Forderung nach härterer Iran-Politik und Unterstützung Israels

Die Jugendorganisationen appellieren an Kanzler Olaf Scholz (SPD) und die Bundesregierung: „Solange das iranische Regime an der Macht ist, darf es keine normalen Beziehungen zwischen Deutschland und dem Iran geben“, zitiert der „Tagesspiegel“ aus einem Brief der Initiatoren. Sie fordern auch, dass sich Deutschland weltweit für „eine neue, harte Iran-Politik“ einsetzt und sich gegen das iranische Atomprogramm positioniert.

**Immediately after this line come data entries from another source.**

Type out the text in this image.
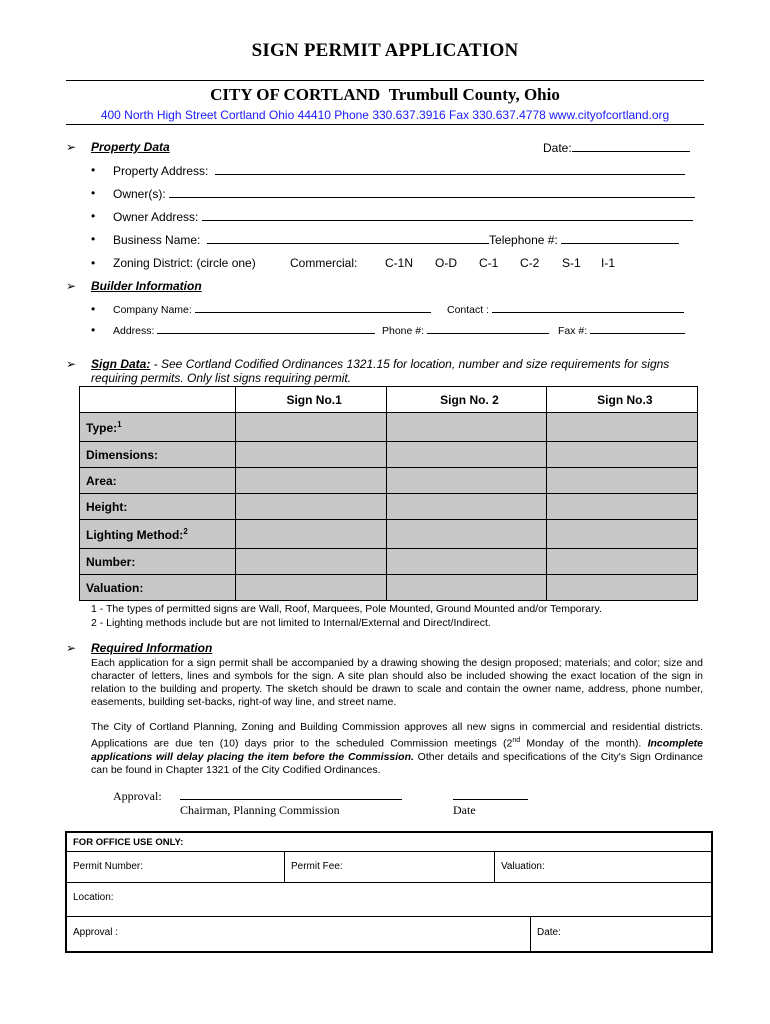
SIGN PERMIT APPLICATION
CITY OF CORTLAND Trumbull County, Ohio
400 North High Street Cortland Ohio 44410 Phone 330.637.3916 Fax 330.637.4778 www.cityofcortland.org
➢ Property Data	Date:
• Property Address:
• Owner(s):
• Owner Address:
• Business Name:	Telephone #:
• Zoning District: (circle one)	Commercial: C-1N O-D C-1 C-2 S-1 I-1
➢ Builder Information
• Company Name:	Contact :
• Address:	Phone #:	Fax #:
➢ Sign Data: - See Cortland Codified Ordinances 1321.15 for location, number and size requirements for signs requiring permits. Only list signs requiring permit.
	Sign No.1	Sign No. 2	Sign No.3
Type:$^1$			
Dimensions:			
Area:			
Height:			
Lighting Method:$^2$			
Number:			
Valuation:			
1 - The types of permitted signs are Wall, Roof, Marquees, Pole Mounted, Ground Mounted and/or Temporary.
2 - Lighting methods include but are not limited to Internal/External and Direct/Indirect.
➢ Required Information
Each application for a sign permit shall be accompanied by a drawing showing the design proposed; materials; and color; size and character of letters, lines and symbols for the sign. A site plan should also be included showing the exact location of the sign in relation to the building and property. The sketch should be drawn to scale and contain the owner name, address, phone number, easements, building set-backs, right-of way line, and street name.
The City of Cortland Planning, Zoning and Building Commission approves all new signs in commercial and residential districts. Applications are due ten (10) days prior to the scheduled Commission meetings (2nd Monday of the month). Incomplete applications will delay placing the item before the Commission. Other details and specifications of the City's Sign Ordinance can be found in Chapter 1321 of the City Codified Ordinances.
Approval:
Chairman, Planning Commission	Date
FOR OFFICE USE ONLY:
Permit Number:	Permit Fee:	Valuation:
Location:
Approval :	Date:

Die Regierung wird zudem aufgefordert, „Israel jegliche humanitäre, politische und militärische Hilfe zukommen zu lassen, die das Land benötigt und fordert, um die Geiseln zu befreien und die Hamas zu zerschlagen“.

Verbot bestimmter Organisationen in Deutschland

Des Weiteren fordern die Unterzeichner ein Aktivitätsverbot für die „Volksfront für die Befreiung Palästinas“ und ihre Vorfeldorganisation Samidoun, ebenso für die „Palästinensische Gemeinschaft in Deutschland e. V.“, deren Mitglieder laut dem Schreiben „überwiegend der Hamas angehören oder mit ihr sympathisieren“.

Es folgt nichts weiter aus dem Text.